Pianta del convento, geom. O. Patruno, 1963 (APFMCP)

Negli anni Trenta i frati, composta una vertenza con la Congregazione di Carità per i danni causati dal crollo di un loro muro a due vani dell’ospedale, tentarono più volte di acquistare anche la restante parte del convento e del giardino. Il 15 luglio 1935 fra Isaia da Triggiano  scriveva al provinciale, padre Zaccaria da Triggiano, di aver parlato con il presidente della Congregazione di Carità «per la compra del giardino e dei locali superiori all’ospedale. Per questi è stato negativo e ha dato una mezza speranza per avere una metà del giardino dell’ospedale» ed aggiungeva anche che, essendosi incontrato con Pasqualino Grasso, il quale si era mostrato disposto ad offrire un suolo per la costruzione del nuovo ospedale, avrebbe proposto anche questa soluzione, nella speranza, non realizzata, di risolvere la questione. Qualche anno dopo, nel 1938, il guardiano, fra Bernardo da Latiano , incoraggiato dal fatto che il podestà aveva «segretamente manifestato il suo pensiero di chiudere l’ospedale, che funziona pure da mendicicomio, inviando i ricoverati a Lecce», riproponeva al provinciale, Giuseppe da Francavilla Fontana,  il recupero dei locali adibiti ad ospedale offrendo la somma di £ 30.000, per giungere ad un massimo di £ 50.000, ma l’anno successivo, lo stesso podestà non accolse favorevolmente la richiesta da lui presentata «perché le esigenze dei servizi ai quali sono attualmente adibiti i locali del mendicicomio e dell’ospedale non consentono alcuna cessione».

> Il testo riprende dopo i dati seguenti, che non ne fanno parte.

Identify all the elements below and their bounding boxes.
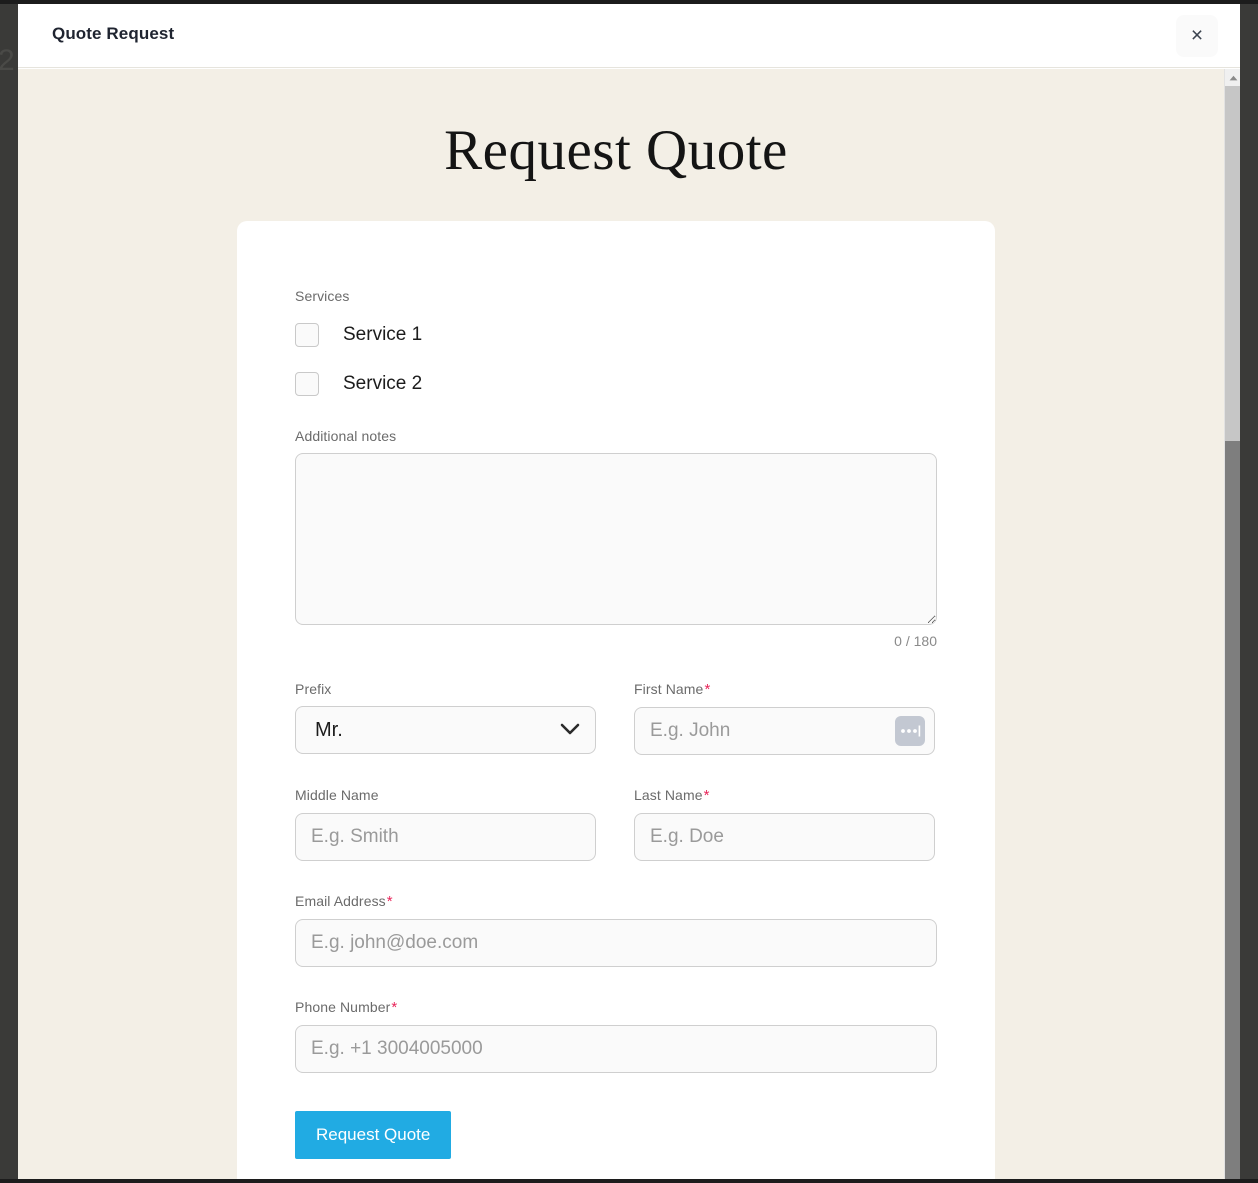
last-name-field: Last Name* (634, 787, 935, 861)
checkbox-row-service-2[interactable]: Service 2 (295, 367, 937, 401)
phone-number-required-mark: * (391, 999, 397, 1016)
first-name-label-text: First Name (634, 681, 703, 697)
phone-number-input[interactable] (295, 1025, 937, 1073)
quote-request-modal: Quote Request × Request Quote Services S… (18, 4, 1240, 1183)
window-bottom-edge (0, 1179, 1258, 1183)
quote-request-form: Services Service 1 Service 2 Additional … (237, 221, 995, 1183)
email-address-label: Email Address* (295, 893, 937, 910)
additional-notes-counter: 0 / 180 (295, 633, 937, 649)
first-name-required-mark: * (704, 681, 710, 698)
email-address-required-mark: * (387, 893, 393, 910)
scrollbar-track[interactable] (1225, 86, 1240, 441)
last-name-label-text: Last Name (634, 787, 703, 803)
first-name-field: First Name* (634, 681, 935, 755)
middle-name-label: Middle Name (295, 787, 596, 804)
services-group-label: Services (295, 288, 937, 304)
page-title: Request Quote (18, 69, 1214, 183)
phone-number-label-text: Phone Number (295, 999, 390, 1015)
name-row-one: Prefix Mr. First Name* (295, 681, 937, 755)
checkbox-service-1[interactable] (295, 323, 319, 347)
first-name-label: First Name* (634, 681, 935, 698)
request-quote-submit-button[interactable]: Request Quote (295, 1111, 451, 1159)
additional-notes-block: Additional notes 0 / 180 (295, 428, 937, 649)
window-top-edge (0, 0, 1258, 4)
vertical-scrollbar[interactable] (1224, 69, 1240, 1183)
middle-name-label-text: Middle Name (295, 787, 379, 803)
checkbox-label-service-2[interactable]: Service 2 (343, 373, 422, 395)
prefix-select[interactable]: Mr. (295, 706, 596, 754)
checkbox-row-service-1[interactable]: Service 1 (295, 318, 937, 352)
modal-titlebar: Quote Request × (18, 4, 1240, 68)
last-name-required-mark: * (704, 787, 710, 804)
checkbox-service-2[interactable] (295, 372, 319, 396)
middle-name-input[interactable] (295, 813, 596, 861)
prefix-label: Prefix (295, 681, 596, 697)
middle-name-field: Middle Name (295, 787, 596, 861)
modal-body: Request Quote Services Service 1 Service… (18, 69, 1240, 1183)
last-name-label: Last Name* (634, 787, 935, 804)
phone-number-label: Phone Number* (295, 999, 937, 1016)
email-address-input[interactable] (295, 919, 937, 967)
modal-scroll-content: Request Quote Services Service 1 Service… (18, 69, 1214, 1183)
modal-title: Quote Request (52, 24, 174, 44)
email-address-field: Email Address* (295, 893, 937, 967)
first-name-input[interactable] (634, 707, 935, 755)
additional-notes-label: Additional notes (295, 428, 937, 444)
phone-number-field: Phone Number* (295, 999, 937, 1073)
autofill-dots-icon[interactable] (895, 716, 925, 746)
window-right-edge (1240, 0, 1258, 1183)
name-row-two: Middle Name Last Name* (295, 787, 937, 861)
prefix-field: Prefix Mr. (295, 681, 596, 755)
email-address-label-text: Email Address (295, 893, 386, 909)
checkbox-label-service-1[interactable]: Service 1 (343, 324, 422, 346)
additional-notes-input[interactable] (295, 453, 937, 625)
close-icon[interactable]: × (1176, 15, 1218, 57)
scroll-up-arrow-icon[interactable] (1225, 69, 1240, 86)
last-name-input[interactable] (634, 813, 935, 861)
backdrop-ghost-text-left: 2 (0, 44, 15, 78)
scrollbar-thumb[interactable] (1225, 441, 1240, 1183)
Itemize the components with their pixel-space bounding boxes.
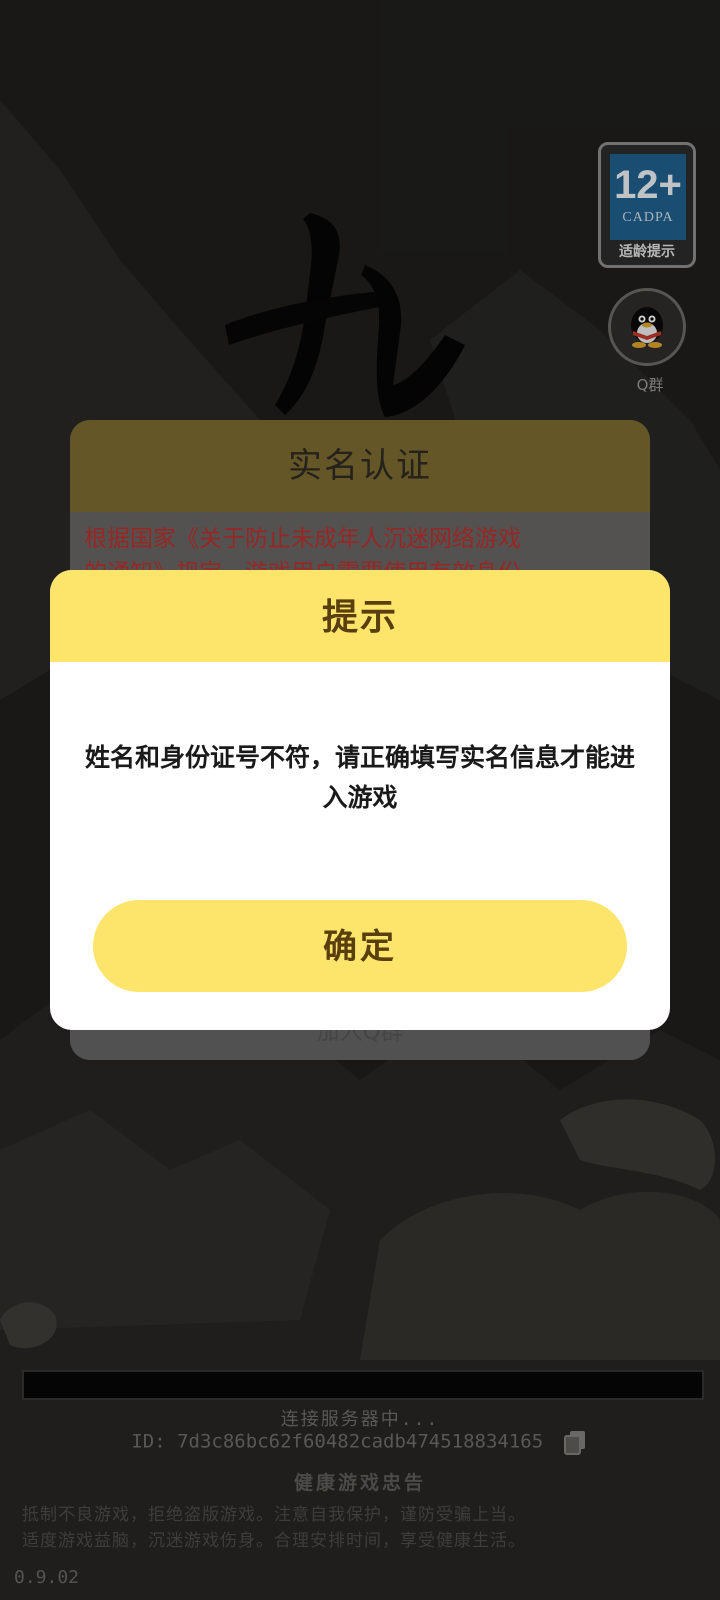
device-id-text: ID: 7d3c86bc62f60482cadb474518834165 xyxy=(131,1430,544,1453)
device-id-row: ID: 7d3c86bc62f60482cadb474518834165 xyxy=(0,1428,720,1456)
modal-message: 姓名和身份证号不符，请正确填写实名信息才能进 入游戏 xyxy=(50,738,670,818)
loading-progress-bar xyxy=(22,1370,704,1400)
tip-modal: 提示 姓名和身份证号不符，请正确填写实名信息才能进 入游戏 确定 xyxy=(50,570,670,1030)
health-advice-title: 健康游戏忠告 xyxy=(293,1472,426,1494)
version-number: 0.9.02 xyxy=(14,1567,80,1588)
modal-message-line-1: 姓名和身份证号不符，请正确填写实名信息才能进 xyxy=(84,743,635,772)
health-advice-line-1: 抵制不良游戏，拒绝盗版游戏。注意自我保护，谨防受骗上当。 xyxy=(22,1505,526,1525)
confirm-button[interactable]: 确定 xyxy=(93,900,627,992)
modal-title: 提示 xyxy=(50,570,670,662)
health-advice-line-2: 适度游戏益脑，沉迷游戏伤身。合理安排时间，享受健康生活。 xyxy=(22,1531,526,1551)
modal-message-line-2: 入游戏 xyxy=(322,783,398,812)
copy-icon[interactable] xyxy=(561,1428,589,1456)
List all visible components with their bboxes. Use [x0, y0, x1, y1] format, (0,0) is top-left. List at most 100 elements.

L’inizio del secondo conflitto mondiale bloccò, evidentemente, ulteriori trattative e dopo aver respinto nel 1952, perché ritenuta esosa, «la proposta dell’ECA di vendere i locali e l’orto attiguo al convento al prezzo di £ 8.368.000, oltre all’acquisto a nostre spese del suolo per l’erigendo ospedale», solo nel 1968 i frati riusciranno ad acquisire gli altri locali, quando l’Ospedale civile e Casa di riposo di Campi Salentina cedettero a titolo di permuta alla Provincia delle Puglie dei cappuccini «l’immobile costituito da tre sgabuzzini e quattro vani di medie dimensioni già adibiti a magazzino, cucina e dispensa, nonché l’ingresso, refettorio e dormitorio dell’alloggio delle suore, il tutto a piano terra, sottostante ad altra proprietà della Provincia al primo piano». In cambio, i frati cedettero « l’immobile costituito da una terrazza che sviluppa una superficie di mq. 88, un vano uso refettorio, un corridoio a L e un vanetto uso cucina, il tutto a primo piano».